Fatimiyyun Tugayı’nın Yeni Savaş Alanı Afganistan mı Olacak?

Daha önce Suriye’de birbiriyle savaşmış ve mezhepçilikle özdeşmiş iki silahlı örgüt DEAŞ ile Fatimiyyun Tugayları'nın Afganistan'da son günlerde sık sık gündeme gelmesi, ülkenin mezhep eksenli savaşların yeni adresi olacağı endişelerine yol açıyor.

Analiz: Rahimullah Farzem / AA

İran tarafından Suriye’de rejim saflarında savaşması için kurulan Fatimiyyun Tugayı’nın Afganistan’ın en çok izlenen televizyon kanallarında terör örgütü olarak gösterilmesi bir süredir gündemde olan tartışmaları yeniden alevlendirdi. Terör örgütü DEAŞ ile Fatimiyyun Tugayı amblemlerinin yan yana verildiği bir kamu spotunda her iki örgütün ülkenin ulusal güvenliği için aynı ölçüde tehlike arz ettiği vurgulanarak, “Komşularımız Afganistan’ı önemsemiyor ve bizi yok etmeye çalışıyorlar. Halkımızın haykırışı komşularımızın yıkıcı faaliyetleri devam ettikçe dinmeyecektir” ifadesine yer verildi.

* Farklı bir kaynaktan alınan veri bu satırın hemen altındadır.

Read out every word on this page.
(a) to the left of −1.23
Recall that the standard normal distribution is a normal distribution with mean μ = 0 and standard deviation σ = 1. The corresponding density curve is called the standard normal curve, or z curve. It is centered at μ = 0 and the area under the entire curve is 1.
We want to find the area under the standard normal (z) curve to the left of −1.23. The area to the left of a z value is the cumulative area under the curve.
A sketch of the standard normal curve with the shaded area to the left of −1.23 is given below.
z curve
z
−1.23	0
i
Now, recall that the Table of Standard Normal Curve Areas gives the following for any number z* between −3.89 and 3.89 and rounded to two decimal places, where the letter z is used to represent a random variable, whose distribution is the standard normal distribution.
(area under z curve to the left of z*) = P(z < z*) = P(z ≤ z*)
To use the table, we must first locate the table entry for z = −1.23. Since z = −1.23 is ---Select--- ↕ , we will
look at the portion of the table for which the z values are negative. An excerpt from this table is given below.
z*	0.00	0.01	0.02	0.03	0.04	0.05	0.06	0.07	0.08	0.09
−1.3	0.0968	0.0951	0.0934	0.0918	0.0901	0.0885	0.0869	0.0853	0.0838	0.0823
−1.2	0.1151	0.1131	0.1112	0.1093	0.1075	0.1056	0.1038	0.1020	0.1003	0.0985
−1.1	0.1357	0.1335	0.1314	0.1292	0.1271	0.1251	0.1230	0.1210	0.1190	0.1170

Yaklaşık 40 yıldır kanlı bir iç savaşla boğuşan ülkede barışın tesis edilmesi için çaba gösterildiği bir süreçte daha önce Suriye’de birbiriyle savaşmış ve mezhepçilikle özdeşmiş iki silahlı örgütün bu şekilde gündeme gelmesi, “Mezhepsel savaşın yeni merkezi Afganistan mı olacak” sorusunu akıllara getirdi. Bilindiği gibi Fatimiyyun Tugayı İran Devrim Muhafızları Ordusu’nun dış operasyonlardan sorumlu birimi Kudüs Gücü bünyesinde 2013 yılında kurulmuş Şii Hazaralardan oluşan bir örgüt. Günümüzde sayıları 10 binlerle ifade edilen örgüt İran’ın çıkarları doğrultusunda Suriye’de terör örgütü DEAŞ ve muhalif gruplara karşı savaştı. Suriye’deki iç savaşta tecrübe kazanan ve mezhepsel hassasiyeti keskinleşen bu grubun gelecekte İran tarafından Afganistan’a taşınma ihtimali bir süredir Afganistan yetkilileri açısından ciddi bir endişe kaynağı.

Fatimiyyun’la ilgili endişelerin arka planı

DEAŞ Afganistan’da varlığını ilk kez ilan ettiği 2015 yılından itibaren Suriye’de Esad rejimi safında savaştıkları gerekçesiyle Şii Hazaraları hedef tahtasına koymuştu. Şiilere ait cami, kültür ve eğitim merkezleri ile Şiilerin düzenledikleri toplu yürüyüş ve etkinlikler, DEAŞ tarafından üstlenilen ve onlarca insanın hayatını kaybettiği ya da yaralandığı intihar saldırılarının hedefi oldu.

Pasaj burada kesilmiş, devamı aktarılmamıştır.